TABLE_NAME = "langchain_pg_embedding"
CONN_STRING = "dbname='vectordb' user='admin' host='127.0.0.1' password='admin'"

conn = psycopg2.connect(CONN_STRING)
cur = conn.cursor()

query = f"SELECT COUNT(*) FROM {TABLE_NAME};"

cur.execute(query)
row_count = cur.fetchone()[0]

print(f"Total rows in '{TABLE_NAME}': {row_count}")

cur.close()
conn.close()

In [None]:
delete_query = f"DELETE FROM {TABLE_NAME};"

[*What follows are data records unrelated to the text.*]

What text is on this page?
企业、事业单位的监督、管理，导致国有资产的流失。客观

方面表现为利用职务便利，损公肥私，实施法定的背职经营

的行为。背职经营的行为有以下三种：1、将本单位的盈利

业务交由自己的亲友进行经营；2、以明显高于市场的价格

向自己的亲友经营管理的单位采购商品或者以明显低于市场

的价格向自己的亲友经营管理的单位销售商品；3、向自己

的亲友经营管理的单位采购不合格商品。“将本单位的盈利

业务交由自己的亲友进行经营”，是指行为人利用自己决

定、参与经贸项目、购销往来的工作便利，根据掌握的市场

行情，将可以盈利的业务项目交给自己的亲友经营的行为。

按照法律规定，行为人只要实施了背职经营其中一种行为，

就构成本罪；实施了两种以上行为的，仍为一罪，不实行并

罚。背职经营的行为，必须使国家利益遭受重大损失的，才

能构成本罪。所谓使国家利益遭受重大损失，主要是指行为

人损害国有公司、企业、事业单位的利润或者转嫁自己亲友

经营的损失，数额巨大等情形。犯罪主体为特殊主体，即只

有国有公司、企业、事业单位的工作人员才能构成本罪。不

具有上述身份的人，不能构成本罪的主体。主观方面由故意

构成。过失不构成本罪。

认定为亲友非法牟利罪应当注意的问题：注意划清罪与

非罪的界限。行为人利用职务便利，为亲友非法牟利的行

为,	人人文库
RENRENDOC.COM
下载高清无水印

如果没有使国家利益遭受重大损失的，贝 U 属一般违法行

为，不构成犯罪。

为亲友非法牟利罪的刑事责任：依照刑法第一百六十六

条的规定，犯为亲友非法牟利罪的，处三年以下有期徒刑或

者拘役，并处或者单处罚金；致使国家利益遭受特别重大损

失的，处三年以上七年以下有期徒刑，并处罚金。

conn = psycopg2.connect(CONN_STRING)
cur = conn.cursor()
cur.execute(delete_query)
conn.commit()

print(f"All rows from '{TABLE_NAME}' have been deleted.")

cur.close()
conn.close()

### Indexing API

In [None]:
from langchain.indexes import SQLRecordManager, index

In [None]:
namespace = f"pgvector/{COLLECTION_NAME}"
record_manager = SQLRecordManager(namespace, db_url=CONNECTION_STRING)

In [None]:
record_manager.create_schema()

Update the documents to see some changes (2nd run)

In [None]:
index(
    chunks,
    record_manager,
    vectorstore,
    cleanup=None,
    source_id_key="source",
)

In [None]:
from langchain.schema import Document

chunks[1].page_content = "updated"
del chunks[6]
chunks.append(Document(page_content="new content", metadata={"source": "important"}))

In [None]:
index(
    chunks,
    record_manager,
    vectorstore,
    cleanup=None,
    source_id_key="source",
)

In [None]:
chunks[1].page_content = "updated again"
del chunks[2]
del chunks[3]
del chunks[4]
chunks.append(Document(page_content="more new content", metadata={"source": "important"}))

In [None]:
index(
    chunks,
    record_manager,
    vectorstore,
    cleanup="incremental",
    source_id_key="source",
)

In [None]:
index(
    [],
    record_manager,
    vectorstore,
    cleanup="incremental",
    source_id_key="source",
)

In [None]:
index([], record_manager, vectorstore, cleanup="full", source_id_key="source")